As PSA density increase with higher PSA and lower prostate volumes, current literature with Dong et al. further underline this aspect, as they report a correlation in GS 6 patients with volume and tumor upgrading, as patient with small prostate with high PSA value are more likely to harbor a more aggressive disease. These findings support our results, as lower prostate volumes are usually associated to higher PSA density values. Their results were further confirmed in other studies that showed the importance of prostate volume as a predictor of upgrading 12, 13. Hence, PSA density is related both to PSA levels and prostate volume, and it increases with higher PSA levels and with lower volumes, thus becoming a more precise instrument to predict PCa upgrading. In fact, Kundu et al. showed that PSA density was increased in more aggressive PCa, thus being a potential instrument to determine the tumor aggressiveness. In our study, we founded further evidences as, at multivariate logistic regression, higher PSA density values in low-risk PCa had a ten-fold risk of risk class changes, thus confirming its value in AS setting to discriminate between true low-risk PCa and more aggressive disease. Also, Sfoungaristos et al. , in a large prospective series, found that PSA density was the only predictor of GS upgrading at definitive pathology, although the number of cores and the percentage of PCa positive material in the whole biopsy tissue were not. This evidence is supported in our study as we did not find any association between positive core numbers and risk class changes or upgrading. Therefore, results were confirmed by Magheli et al. in a large single-center study as they found a strong correlation between PSA density and upgrading in 6 GS patients . However, none of this study classified the patients based on their risk class, except a study by Sfoungaristos et al. that had inclusion criteria selective for low-risk patients, and their results may have been influenced.
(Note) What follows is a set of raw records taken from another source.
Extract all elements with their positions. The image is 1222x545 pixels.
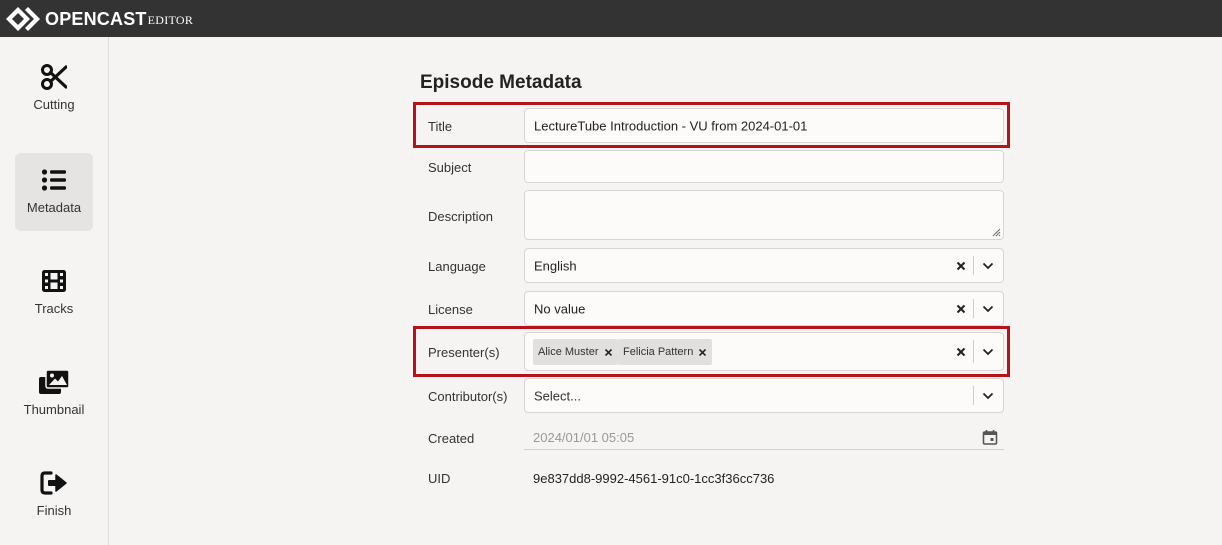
sign-out-icon [40, 471, 67, 495]
created-label: Created [428, 431, 475, 446]
select-separator [973, 340, 974, 363]
images-icon [39, 369, 70, 394]
clear-icon[interactable] [956, 347, 966, 357]
language-value: English [534, 258, 577, 273]
uid-value: 9e837dd8-9992-4561-91c0-1cc3f36cc736 [533, 471, 775, 486]
contributors-label: Contributor(s) [428, 389, 508, 404]
sidebar-item-finish[interactable]: Finish [15, 456, 93, 534]
presenter-chip-label: Felicia Pattern [623, 346, 694, 358]
presenters-label: Presenter(s) [428, 345, 500, 360]
sidebar-item-label: Tracks [34, 301, 74, 316]
chevron-down-icon[interactable] [982, 392, 994, 400]
sidebar: Cutting Metadata Tracks Thumbnail Finish [0, 37, 109, 545]
sidebar-item-label: Metadata [26, 200, 82, 215]
select-separator [973, 386, 974, 405]
license-select[interactable]: No value [524, 291, 1004, 326]
title-label: Title [428, 119, 453, 134]
chevron-down-icon[interactable] [982, 305, 994, 313]
calendar-icon[interactable] [982, 429, 998, 445]
sidebar-item-label: Thumbnail [23, 402, 85, 417]
description-label: Description [428, 209, 494, 224]
scissors-icon [41, 64, 67, 90]
presenter-chip: Alice Muster [533, 339, 618, 365]
list-icon [41, 169, 66, 191]
remove-chip-icon[interactable] [604, 348, 612, 356]
film-icon [42, 270, 66, 292]
select-separator [973, 299, 974, 318]
title-field[interactable]: LectureTube Introduction - VU from 2024-… [524, 108, 1004, 143]
chevron-down-icon[interactable] [982, 262, 994, 270]
top-bar: OPENCAST EDITOR [0, 0, 1222, 37]
remove-chip-icon[interactable] [699, 348, 707, 356]
presenters-select[interactable]: Alice Muster Felicia Pattern [524, 332, 1004, 371]
opencast-logo-icon [6, 6, 40, 32]
license-value: No value [534, 301, 586, 316]
opencast-logo[interactable]: OPENCAST EDITOR [6, 0, 193, 37]
language-label: Language [428, 259, 486, 274]
logo-text: OPENCAST [45, 8, 147, 29]
select-separator [973, 256, 974, 275]
logo-subtext: EDITOR [147, 13, 194, 27]
sidebar-item-label: Finish [36, 503, 72, 518]
page-title: Episode Metadata [420, 72, 582, 93]
presenter-chip: Felicia Pattern [618, 339, 713, 365]
presenter-chip-label: Alice Muster [538, 346, 599, 358]
chevron-down-icon[interactable] [982, 348, 994, 356]
license-label: License [428, 302, 473, 317]
resize-handle-icon[interactable] [992, 228, 1001, 237]
clear-icon[interactable] [956, 304, 966, 314]
created-value: 2024/01/01 05:05 [533, 430, 635, 445]
sidebar-item-tracks[interactable]: Tracks [15, 254, 93, 332]
uid-label: UID [428, 471, 451, 486]
description-field[interactable] [524, 190, 1004, 240]
subject-label: Subject [428, 160, 472, 175]
sidebar-item-metadata[interactable]: Metadata [15, 153, 93, 231]
language-select[interactable]: English [524, 248, 1004, 283]
contributors-select[interactable]: Select... [524, 378, 1004, 413]
sidebar-item-label: Cutting [33, 97, 75, 112]
clear-icon[interactable] [956, 261, 966, 271]
contributors-placeholder: Select... [534, 388, 581, 403]
created-underline [524, 449, 1004, 450]
sidebar-item-thumbnail[interactable]: Thumbnail [15, 355, 93, 433]
subject-field[interactable] [524, 150, 1004, 183]
sidebar-item-cutting[interactable]: Cutting [15, 50, 93, 128]
title-value: LectureTube Introduction - VU from 2024-… [534, 118, 808, 133]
Corcoran et al. showed that the ability of PSA density to predict upgrading diminishes as the GS increase because less differentiated tumors produce less PSA for unit. However, PSA density values were higher in GS > 6, and their results confirmed that, in the low-risk setting, it is a useful predictive tool . According to these findings, in our study, in intermediate- and high-risk PCa, PSA density lost its predictive value of upgrading and risk class changes.

The prostate cancer research international active surveillance (PRIAS) protocol for AS has a PSA density cutoff of 0.20 as one of the inclusion criteria . In a recent article, Gandaglia et al. found out that the PRIAS protocol is one of the AS protocols with the lowest rate of misclassification at definitive histology (13%), thus confirming the importance of maintaining PSA density as a necessary threshold in patient's selection for AS. In particular, the median PSA density value associated with unfavorable pathology was 0.19, similar to the 0.185 PSA density cutoff found in our ROC curve associated with a 0.899 AUC of risk class changes.

The strength of the study is its prospective nature. In addition, all the samples were analyzed by a single pathologist, increasing the accuracy of the study. The high OR, found for PSA density in the prediction of PCa risk class changes, underlines its potential benefit in the low-risk setting of patients. The chance to further discriminate clinically significant PCa will be helpful to make a more and more accurate choice for patients' treatment and to reduce the overtreated or underdiagnosed patients.

Limitations of the study are the small number of patients enrolled that is associated with a lower statistical value of the findings, as only few low-risk PCa were effectively enrolled. Furthermore, US evaluation of prostate volume at biopsy is prone to sampling error and is operator dependent. However, enrollment and prostate biopsy were performed by four expert urologists, thus reducing the potential bias of volume calculation.

In conclusion, PSA density values confirm to be a useful criterion to help specialists to decide whether to treat low-risk PCa at biopsy.

However, the number of enrolled cases represents a limitation of this study to draw definitive conclusions that need to be confirmed in larger multicentric studies.

Funding

No financial grant was used for this study.

Conflicts of interest

All authors have no conflict of interest to declare.